Senin, 21 Desember 2009

Tela Tela, Mengangkat Martabat Singkong Setara Keju

Ingat Lagu Singkong dan Keju yang populer pada era 1980-an? Lirik lagu tersebut bercerita tentang gaya hidup anak singkong yang tidak sepadan dengan si anak keju. Keduanya tak mungkin bersatu.

Itulah potret gengsi kedua makanan tersebut yang terpisah dalam kasta tinggi dan rendah. Namun, di tangan empat pemuda: Eko Yulianto, SE, Fath Aulia Muhammad, ST, MM, Ashari Tamimi, SE, dan Febri Triyanto, SSi yang membentuk CV EFFA Indoboga, kedua jenis makanan itu dipersatukan dalam Tela Twillie.

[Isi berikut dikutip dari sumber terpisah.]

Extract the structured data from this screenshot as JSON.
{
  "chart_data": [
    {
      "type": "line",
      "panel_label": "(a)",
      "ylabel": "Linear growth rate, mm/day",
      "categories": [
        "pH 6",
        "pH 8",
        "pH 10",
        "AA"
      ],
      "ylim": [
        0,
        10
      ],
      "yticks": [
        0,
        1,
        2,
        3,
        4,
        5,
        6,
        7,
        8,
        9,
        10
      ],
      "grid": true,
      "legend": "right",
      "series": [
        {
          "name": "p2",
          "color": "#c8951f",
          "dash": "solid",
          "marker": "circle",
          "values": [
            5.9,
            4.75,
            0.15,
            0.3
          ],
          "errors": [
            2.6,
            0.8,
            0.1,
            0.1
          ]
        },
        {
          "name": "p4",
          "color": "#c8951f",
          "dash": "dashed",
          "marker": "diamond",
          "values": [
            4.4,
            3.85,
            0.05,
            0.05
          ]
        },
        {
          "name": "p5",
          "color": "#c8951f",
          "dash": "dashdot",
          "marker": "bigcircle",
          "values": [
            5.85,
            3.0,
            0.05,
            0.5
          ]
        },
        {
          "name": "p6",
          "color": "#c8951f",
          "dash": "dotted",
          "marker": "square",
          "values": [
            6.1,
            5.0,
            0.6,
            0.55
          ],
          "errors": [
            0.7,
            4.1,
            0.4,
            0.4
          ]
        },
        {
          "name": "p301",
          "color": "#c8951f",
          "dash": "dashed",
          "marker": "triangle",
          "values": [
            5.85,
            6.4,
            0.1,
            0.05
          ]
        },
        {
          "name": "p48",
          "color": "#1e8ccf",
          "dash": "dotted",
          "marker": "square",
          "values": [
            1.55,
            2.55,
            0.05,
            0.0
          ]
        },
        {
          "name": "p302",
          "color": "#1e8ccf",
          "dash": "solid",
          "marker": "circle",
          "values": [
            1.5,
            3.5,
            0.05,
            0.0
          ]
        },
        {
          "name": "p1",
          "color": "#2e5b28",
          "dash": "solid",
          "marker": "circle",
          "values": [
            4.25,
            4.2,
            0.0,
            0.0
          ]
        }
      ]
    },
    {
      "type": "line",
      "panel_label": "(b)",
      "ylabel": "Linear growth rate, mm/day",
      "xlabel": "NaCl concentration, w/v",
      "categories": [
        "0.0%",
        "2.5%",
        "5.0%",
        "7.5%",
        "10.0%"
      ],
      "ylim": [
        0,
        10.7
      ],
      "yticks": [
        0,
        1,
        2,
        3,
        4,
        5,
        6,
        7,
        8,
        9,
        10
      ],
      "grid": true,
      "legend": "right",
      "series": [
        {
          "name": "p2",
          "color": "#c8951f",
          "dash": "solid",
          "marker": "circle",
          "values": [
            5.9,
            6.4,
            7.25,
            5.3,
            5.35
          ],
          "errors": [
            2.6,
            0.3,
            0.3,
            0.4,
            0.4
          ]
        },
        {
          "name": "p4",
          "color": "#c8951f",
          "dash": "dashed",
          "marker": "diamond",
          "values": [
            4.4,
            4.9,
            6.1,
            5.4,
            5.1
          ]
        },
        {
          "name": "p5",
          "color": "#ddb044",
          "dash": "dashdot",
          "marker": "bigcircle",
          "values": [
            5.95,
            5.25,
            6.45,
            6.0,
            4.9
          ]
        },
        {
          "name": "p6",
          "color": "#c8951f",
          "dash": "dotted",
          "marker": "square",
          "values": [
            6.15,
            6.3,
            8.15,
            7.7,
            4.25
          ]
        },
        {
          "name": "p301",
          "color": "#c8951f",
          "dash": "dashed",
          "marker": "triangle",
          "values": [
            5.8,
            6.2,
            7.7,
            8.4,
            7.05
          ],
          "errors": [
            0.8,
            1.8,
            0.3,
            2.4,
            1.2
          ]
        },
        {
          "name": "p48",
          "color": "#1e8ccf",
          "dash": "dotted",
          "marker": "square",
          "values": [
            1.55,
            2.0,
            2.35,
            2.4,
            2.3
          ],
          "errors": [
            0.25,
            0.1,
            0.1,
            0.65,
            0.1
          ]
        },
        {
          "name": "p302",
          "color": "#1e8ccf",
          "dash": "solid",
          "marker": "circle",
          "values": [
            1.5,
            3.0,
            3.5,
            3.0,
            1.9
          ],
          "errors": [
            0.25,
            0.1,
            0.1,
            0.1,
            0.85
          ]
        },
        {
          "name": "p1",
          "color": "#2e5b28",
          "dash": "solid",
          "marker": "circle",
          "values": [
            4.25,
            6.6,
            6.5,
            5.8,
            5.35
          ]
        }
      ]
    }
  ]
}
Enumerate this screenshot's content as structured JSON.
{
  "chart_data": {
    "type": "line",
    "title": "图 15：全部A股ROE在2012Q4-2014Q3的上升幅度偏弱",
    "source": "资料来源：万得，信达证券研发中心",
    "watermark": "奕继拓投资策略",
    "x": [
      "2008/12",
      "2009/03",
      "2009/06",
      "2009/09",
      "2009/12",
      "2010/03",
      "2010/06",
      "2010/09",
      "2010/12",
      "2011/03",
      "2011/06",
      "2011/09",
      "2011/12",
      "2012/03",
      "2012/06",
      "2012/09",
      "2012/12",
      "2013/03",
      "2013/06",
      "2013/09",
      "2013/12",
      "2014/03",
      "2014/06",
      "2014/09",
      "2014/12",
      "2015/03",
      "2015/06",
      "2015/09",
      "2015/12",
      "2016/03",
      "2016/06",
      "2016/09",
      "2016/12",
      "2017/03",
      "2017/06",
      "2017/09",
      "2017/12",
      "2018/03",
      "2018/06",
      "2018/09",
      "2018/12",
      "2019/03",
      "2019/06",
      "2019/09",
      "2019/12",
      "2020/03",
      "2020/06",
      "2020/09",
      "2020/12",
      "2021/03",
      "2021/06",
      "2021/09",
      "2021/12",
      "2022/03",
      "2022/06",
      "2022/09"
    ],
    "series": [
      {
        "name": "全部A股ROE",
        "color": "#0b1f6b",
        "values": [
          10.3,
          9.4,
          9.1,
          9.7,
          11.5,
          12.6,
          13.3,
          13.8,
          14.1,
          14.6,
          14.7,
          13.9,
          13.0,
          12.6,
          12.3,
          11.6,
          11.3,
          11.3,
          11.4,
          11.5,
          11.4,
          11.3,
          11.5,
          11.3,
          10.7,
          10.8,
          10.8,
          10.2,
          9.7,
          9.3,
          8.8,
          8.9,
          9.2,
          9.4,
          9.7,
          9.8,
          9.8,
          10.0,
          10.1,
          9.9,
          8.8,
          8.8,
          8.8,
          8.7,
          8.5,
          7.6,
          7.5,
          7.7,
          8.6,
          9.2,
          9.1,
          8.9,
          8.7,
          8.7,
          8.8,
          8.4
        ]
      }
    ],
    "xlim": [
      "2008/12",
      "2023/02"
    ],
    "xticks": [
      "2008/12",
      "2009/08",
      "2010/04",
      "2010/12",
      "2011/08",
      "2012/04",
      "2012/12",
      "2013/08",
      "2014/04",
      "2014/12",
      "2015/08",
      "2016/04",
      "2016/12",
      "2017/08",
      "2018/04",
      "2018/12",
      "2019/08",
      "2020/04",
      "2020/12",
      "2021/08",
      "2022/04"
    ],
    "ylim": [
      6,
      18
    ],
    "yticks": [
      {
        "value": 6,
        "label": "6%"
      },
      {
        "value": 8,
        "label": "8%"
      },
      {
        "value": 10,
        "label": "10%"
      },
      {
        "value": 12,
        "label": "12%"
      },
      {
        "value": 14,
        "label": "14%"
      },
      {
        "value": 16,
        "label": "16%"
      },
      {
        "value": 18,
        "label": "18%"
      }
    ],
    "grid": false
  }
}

Twillie adalah semacam olahan ketela goreng berbumbu atau combro mini seukuran kelereng berisi keju, cokelat, dan daging sapi. Inilah varian produk terbaru Tela Tela, menyusul Stick Tela Tela Fried Cassava yang lebih dulu membawa sukses besar bagi waralaba Tela Tela milik CV EFFA Indoboga.

Selain twillie, produk inovasi lainnya adalah Nugget Tela. Produk ini merupakan olahan ketela (singkong) dengan bumbu rempah asli Indonesia berbalut bumbu krispi. Twillie sendiri dijual seharga Rp4.000 per 10 butir dan nugget Rp4.000 per 3 buah.

Inilah siasat keempat sekawan itu dalam mempertahankan dan mengembangkan jaringan waralaba mereka. “Selalu membuat inovasi,” ucap Eko Yulianto kepada AGRINA. Mereka sadar betul, inovasi adalah sebuah keniscayaan. Pasalnya, setahun setelah Tela Tela beroperasi pada September 2005 dan meraih sukses, sekitar 20 merek produk serupa pun latah menjamur di Kota Gudeg. Namun, merek-merek tersebut lantas bertumbangan dalam waktu singkat.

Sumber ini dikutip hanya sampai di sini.